SAN DIEGO, March 19 (UPI) -- Those who speak an Asian language are actively using the services of smoking quit lines in California, U.S. researchers said.
Researchers at the University of California, San Diego, School of Medicine, led by Shu-Hong Zhu, examined more than 15 years of data from the California Smokers' Helpline and compared the use of Asian-language services by Chinese, Korean and Vietnamese callers to the use of English-language services by Caucasian callers.
Most state smoking quit lines provide counseling services in English and Spanish only but multiple Asian languages -- Chinese (both Mandarin and Cantonese dialects), Korean and Vietnamese -- are offered by the California Smokers' Helpline.

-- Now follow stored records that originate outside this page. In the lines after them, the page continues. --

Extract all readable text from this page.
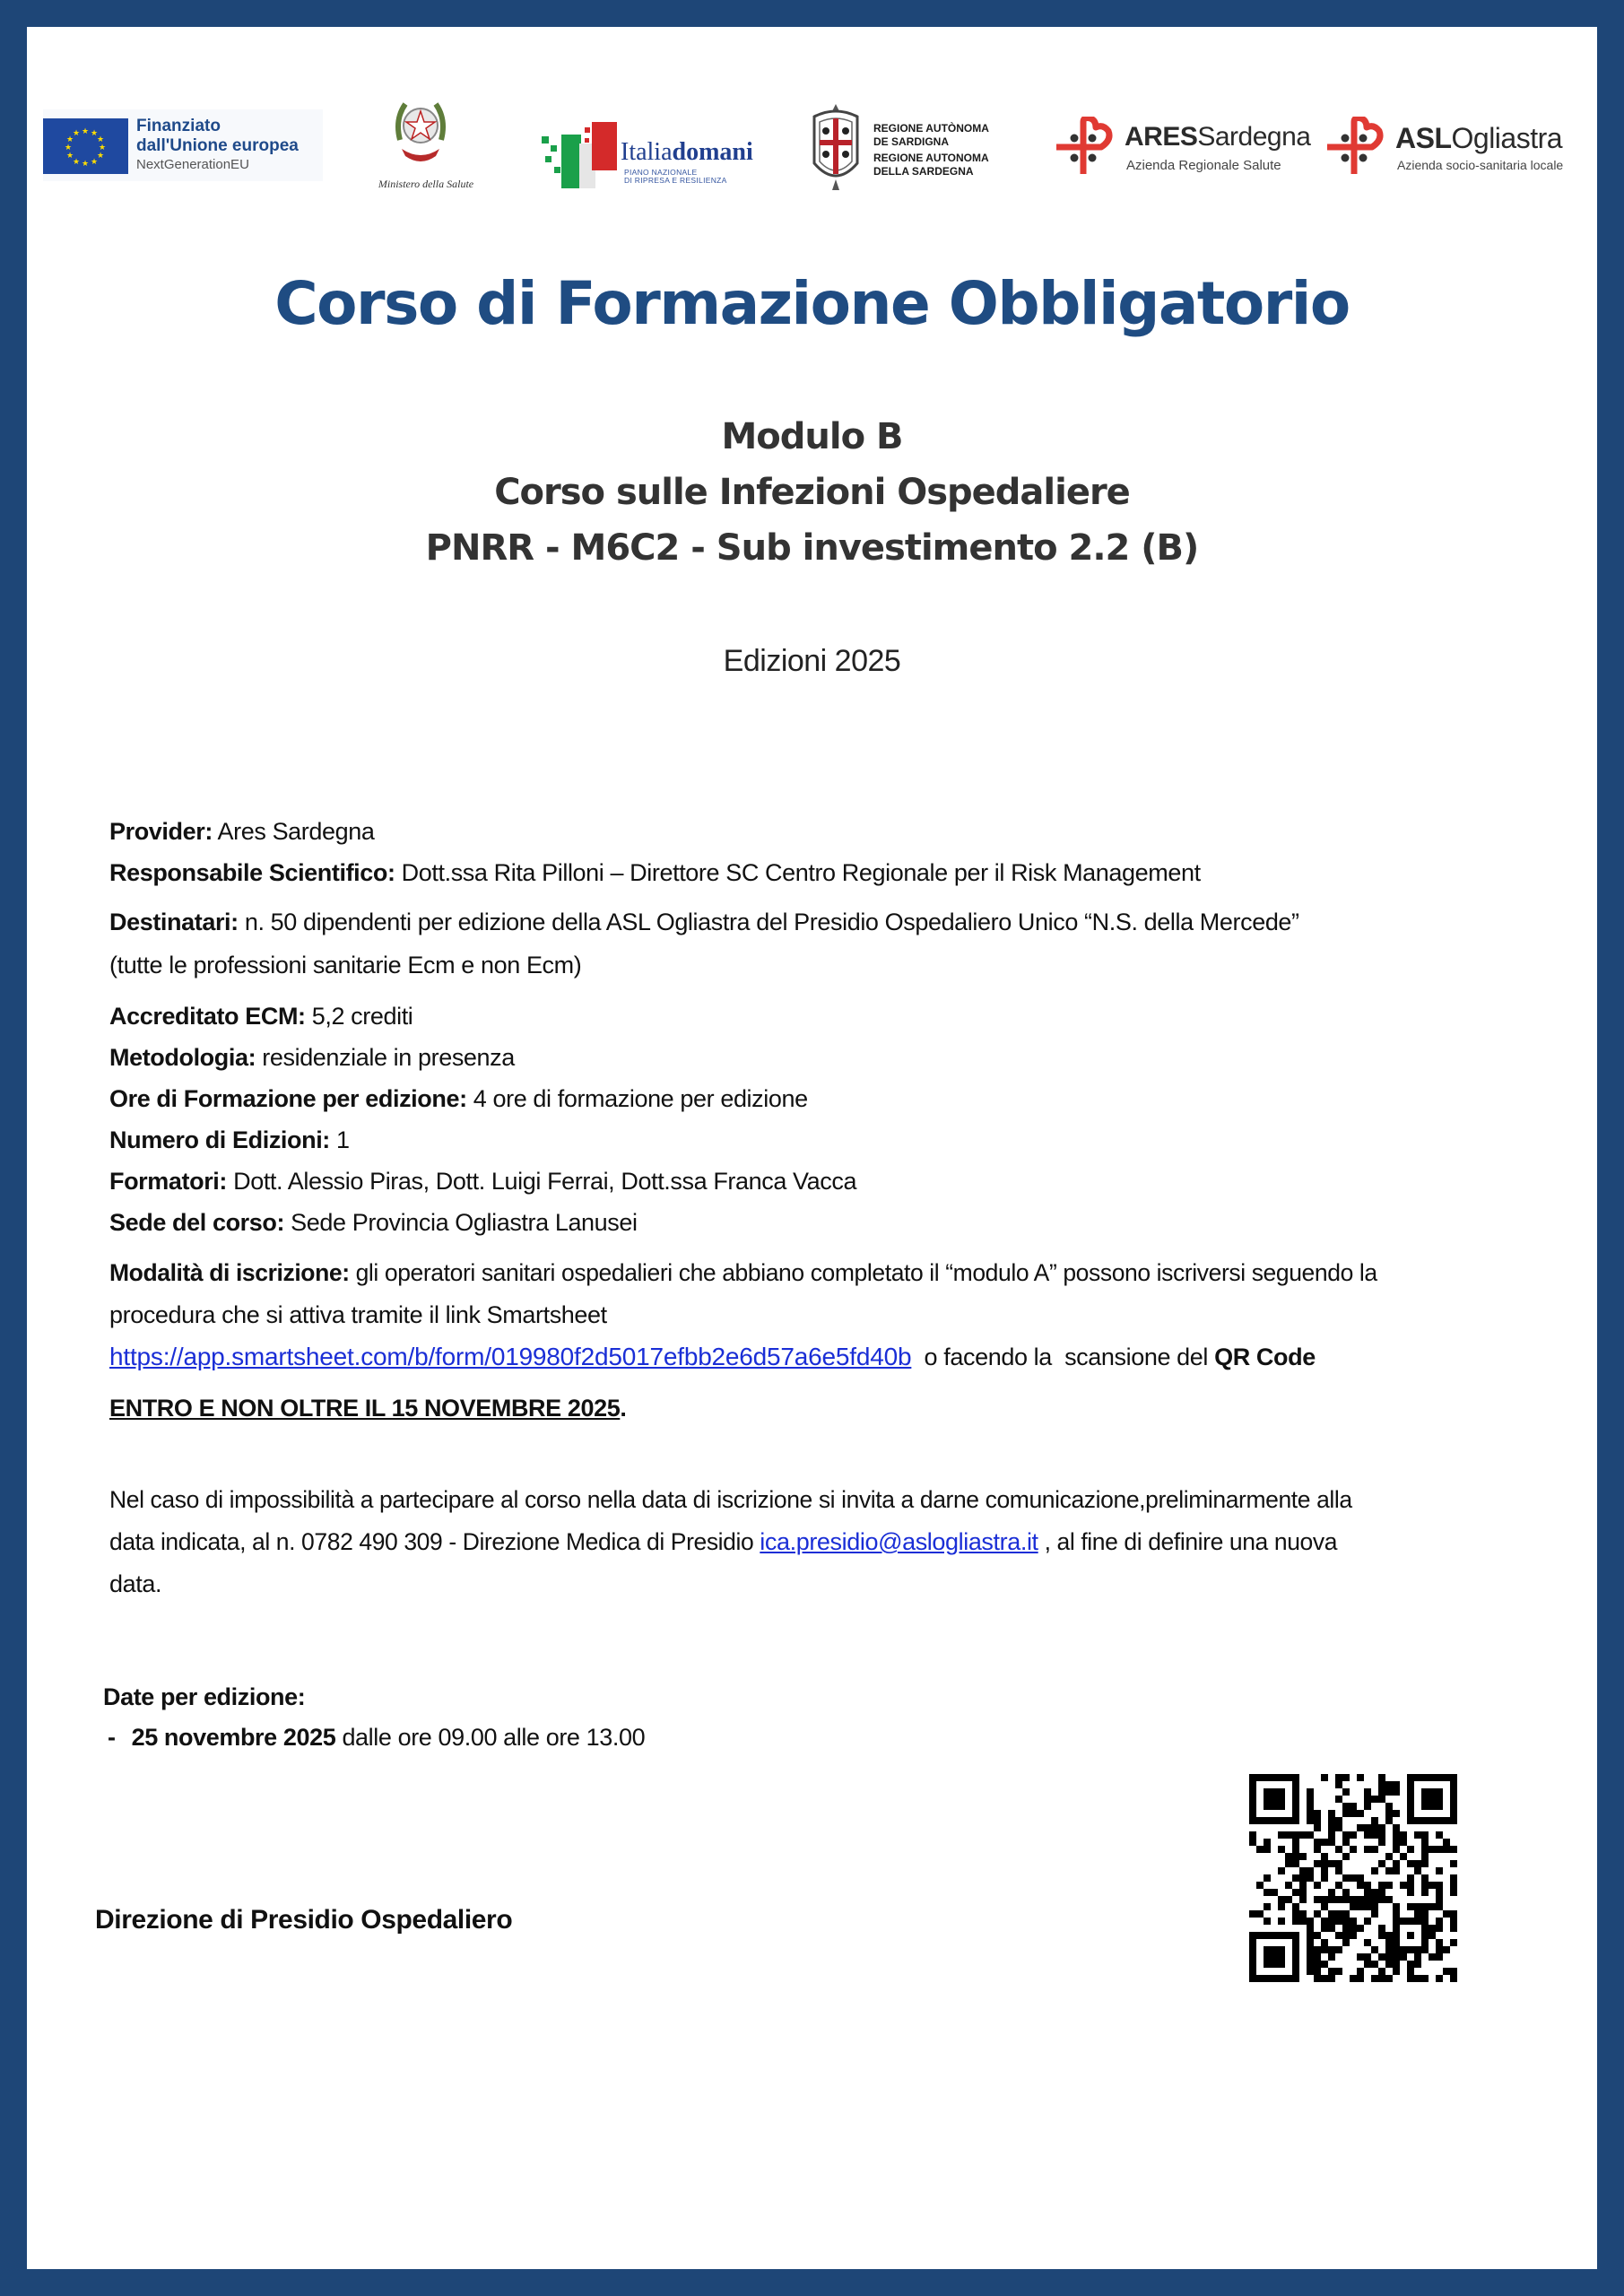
★ ★
★
★
★
★
★
★
★
★
★
★	Finanziato
dall'Unione europea
NextGenerationEU
Ministero della Salute
Italiadomani
PIANO NAZIONALE
DI RIPRESA E RESILIENZA
REGIONE AUTÒNOMA
DE SARDIGNA
REGIONE AUTONOMA
DELLA SARDEGNA
ARESSardegna
Azienda Regionale Salute
ASLOgliastra
Azienda socio-sanitaria locale
Corso di Formazione Obbligatorio
Modulo B
Corso sulle Infezioni Ospedaliere
PNRR - M6C2 - Sub investimento 2.2 (B)
Edizioni 2025
Provider: Ares Sardegna
Responsabile Scientifico: Dott.ssa Rita Pilloni – Direttore SC Centro Regionale per il Risk Management
Destinatari: n. 50 dipendenti per edizione della ASL Ogliastra del Presidio Ospedaliero Unico “N.S. della Mercede”
(tutte le professioni sanitarie Ecm e non Ecm)
Accreditato ECM: 5,2 crediti
Metodologia: residenziale in presenza
Ore di Formazione per edizione: 4 ore di formazione per edizione
Numero di Edizioni: 1
Formatori: Dott. Alessio Piras, Dott. Luigi Ferrai, Dott.ssa Franca Vacca
Sede del corso: Sede Provincia Ogliastra Lanusei
Modalità di iscrizione: gli operatori sanitari ospedalieri che abbiano completato il “modulo A” possono iscriversi seguendo la
procedura che si attiva tramite il link Smartsheet
https://app.smartsheet.com/b/form/019980f2d5017efbb2e6d57a6e5fd40b  o facendo la  scansione del QR Code
ENTRO E NON OLTRE IL 15 NOVEMBRE 2025.
Nel caso di impossibilità a partecipare al corso nella data di iscrizione si invita a darne comunicazione,preliminarmente alla
data indicata, al n. 0782 490 309 - Direzione Medica di Presidio ica.presidio@aslogliastra.it , al fine di definire una nuova
data.
Date per edizione:
- 25 novembre 2025 dalle ore 09.00 alle ore 13.00
Direzione di Presidio Ospedaliero
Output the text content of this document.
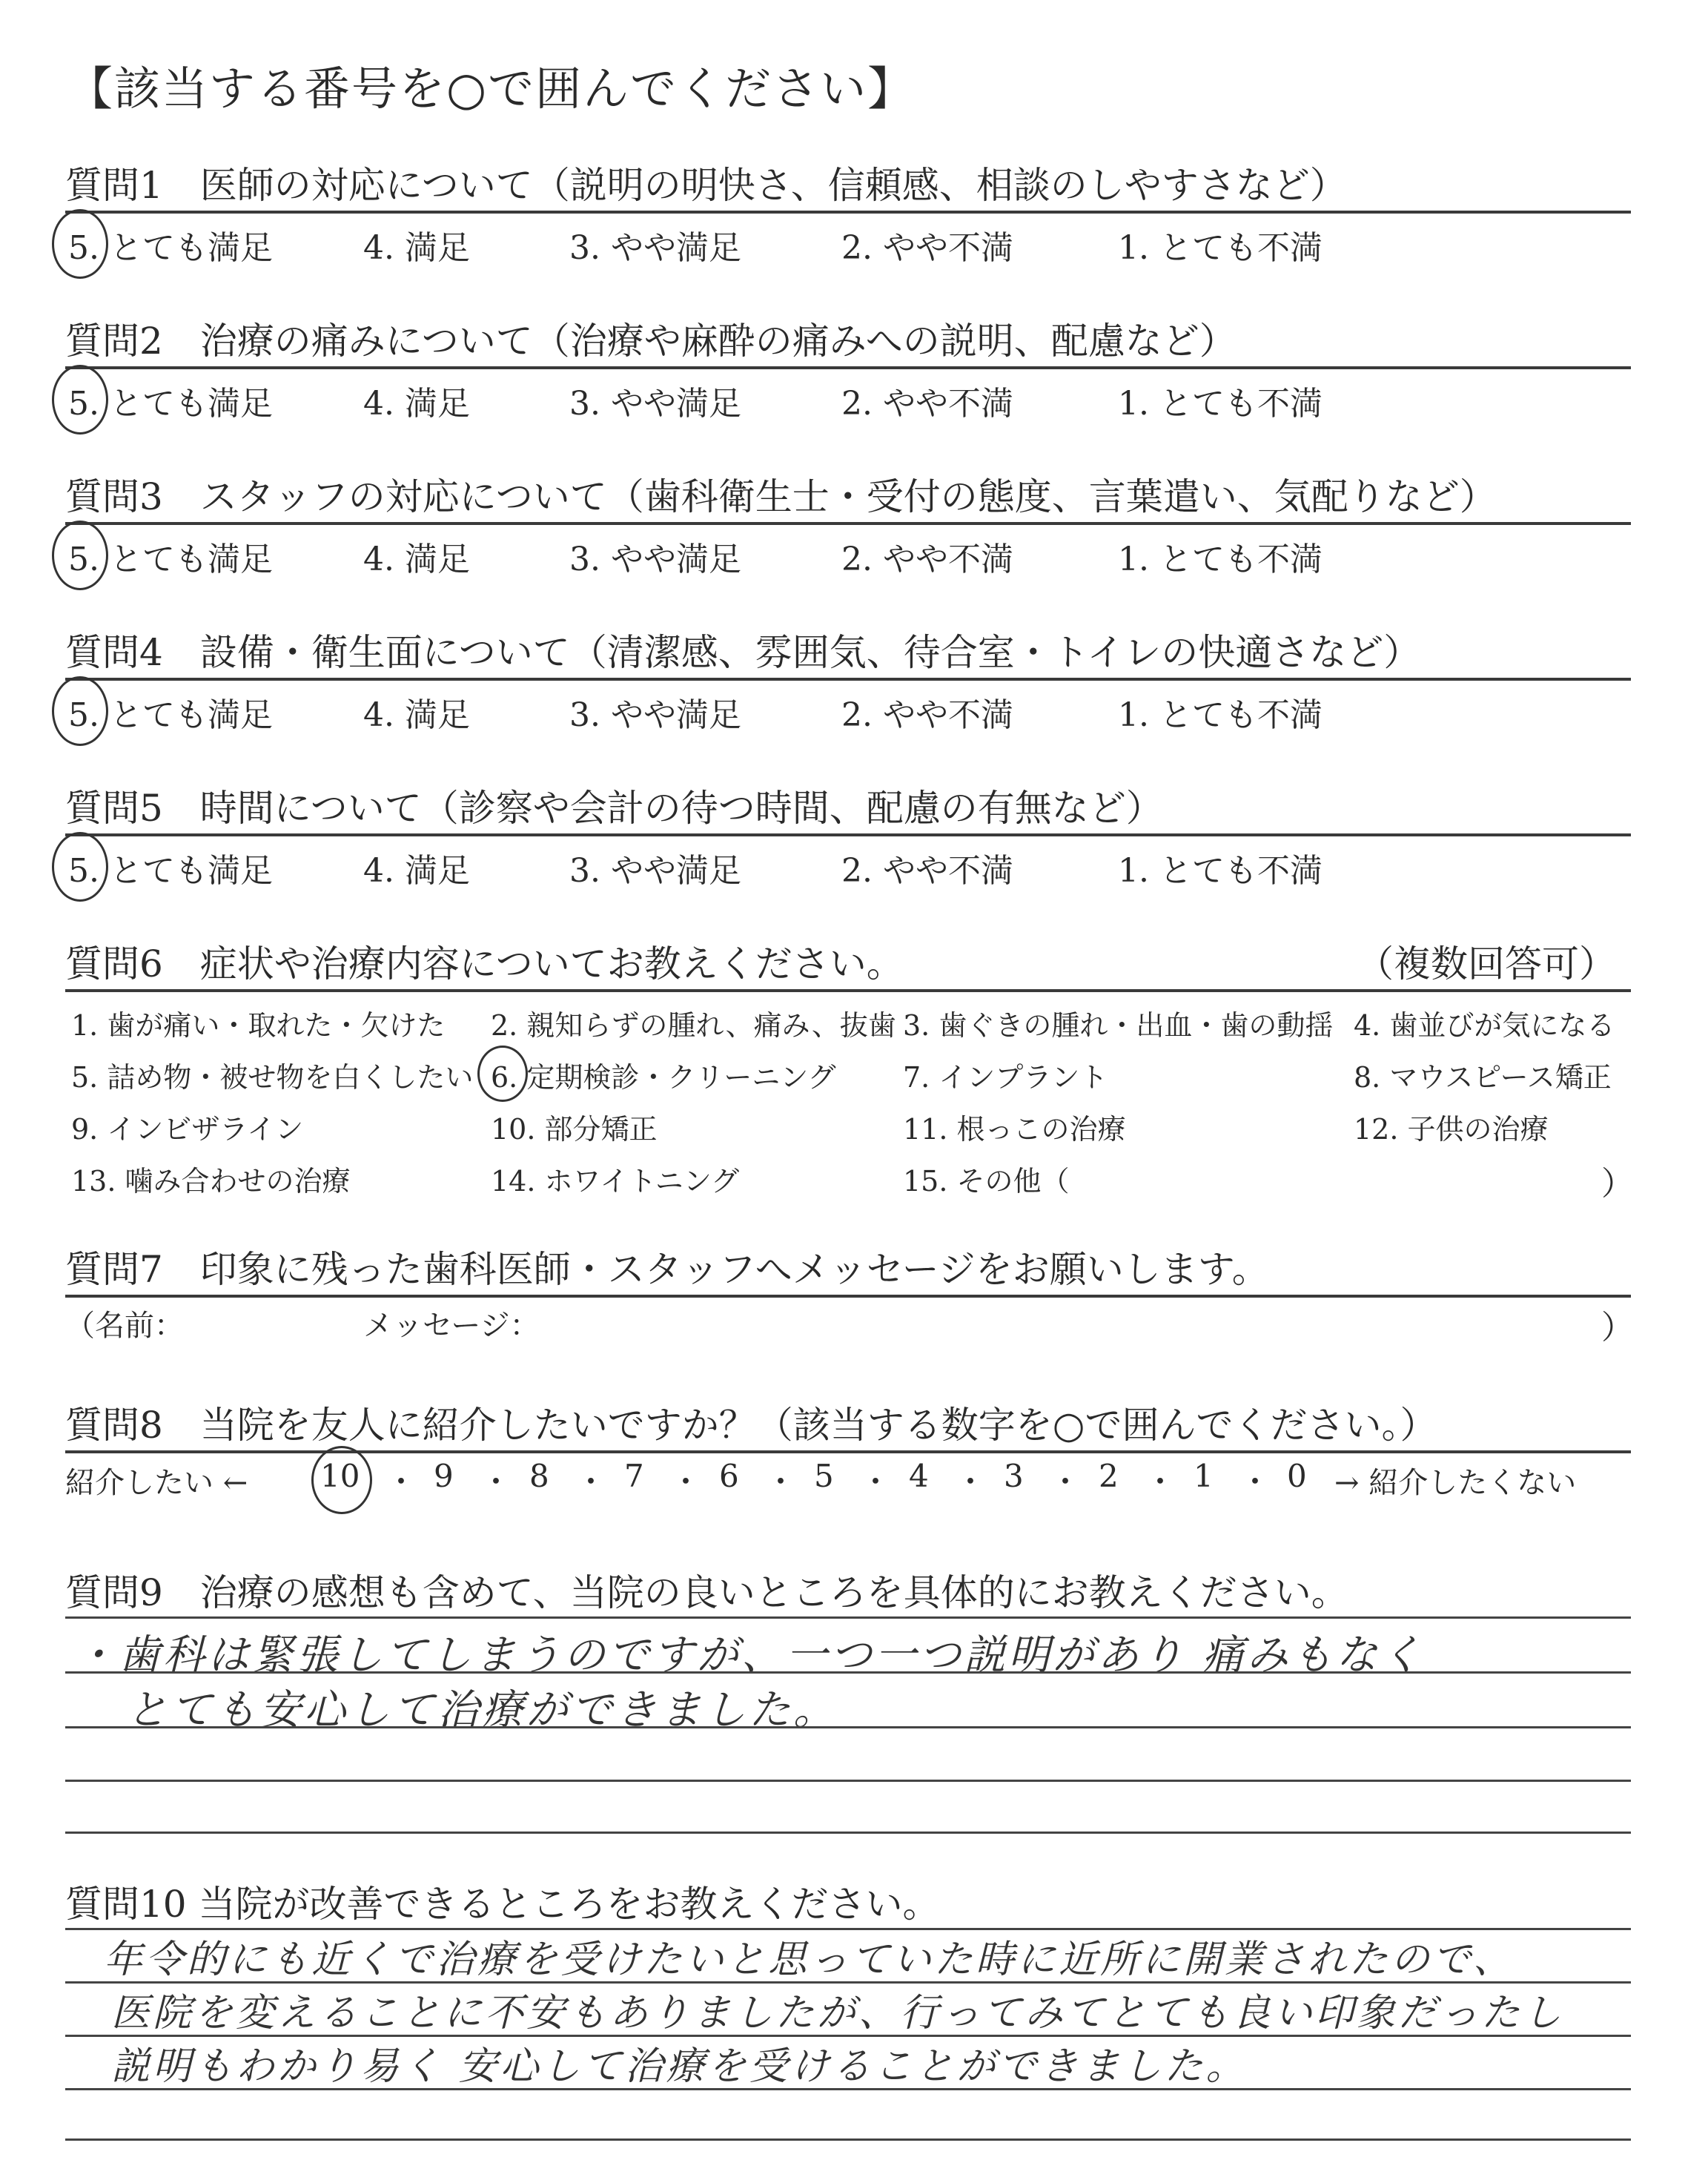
【該当する番号を○で囲んでください】
質問1　医師の対応について（説明の明快さ、信頼感、相談のしやすさなど）
5. とても満足	4. 満足	3. やや満足	2. やや不満	1. とても不満
質問2　治療の痛みについて（治療や麻酔の痛みへの説明、配慮など）
5. とても満足	4. 満足	3. やや満足	2. やや不満	1. とても不満
質問3　スタッフの対応について（歯科衛生士・受付の態度、言葉遣い、気配りなど）
5. とても満足	4. 満足	3. やや満足	2. やや不満	1. とても不満
質問4　設備・衛生面について（清潔感、雰囲気、待合室・トイレの快適さなど）
5. とても満足	4. 満足	3. やや満足	2. やや不満	1. とても不満
質問5　時間について（診察や会計の待つ時間、配慮の有無など）
5. とても満足	4. 満足	3. やや満足	2. やや不満	1. とても不満
質問6　症状や治療内容についてお教えください。	（複数回答可）
1. 歯が痛い・取れた・欠けた 2. 親知らずの腫れ、痛み、抜歯 3. 歯ぐきの腫れ・出血・歯の動揺 4. 歯並びが気になる
5. 詰め物・被せ物を白くしたい 6. 定期検診・クリーニング 7. インプラント	8. マウスピース矯正
9. インビザライン	10. 部分矯正	11. 根っこの治療	12. 子供の治療
13. 噛み合わせの治療	14. ホワイトニング	15. その他（	）
質問7　印象に残った歯科医師・スタッフへメッセージをお願いします。
（名前：	メッセージ：	）
質問8　当院を友人に紹介したいですか？（該当する数字を○で囲んでください。）
紹介したい ← 10 ・ 9 ・ 8 ・ 7 ・ 6 ・ 5 ・ 4 ・ 3 ・ 2 ・ 1 ・ 0 → 紹介したくない
質問9　治療の感想も含めて、当院の良いところを具体的にお教えください。
・歯科は緊張してしまうのですが、一つ一つ説明があり 痛みもなく
とても安心して治療ができました。
質問10 当院が改善できるところをお教えください。
年令的にも近くで治療を受けたいと思っていた時に近所に開業されたので、
医院を変えることに不安もありましたが、行ってみてとても良い印象だったし
説明もわかり易く 安心して治療を受けることができました。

Between 1993 and 2008, the California Smokers' Helpline received 22,061 calls from Chinese, Korean and Vietnamese individuals on its Asian-language lines, and 259,979 calls from Caucasians on its English line.
The researchers estimated the number of smokers in each group in California using data from the California Health Interview Surveys, and then put the population estimates and the Helpline data together to compute quit line usage rates for each group.
They found smokers speaking Asian languages were just as likely to use the quit line as English-speaking Caucasians were, and that California's anti-smoking media campaign -- which appears in multiple languages -- was the main driver of Asian calls.
The findings are published in The American Journal of Public Health.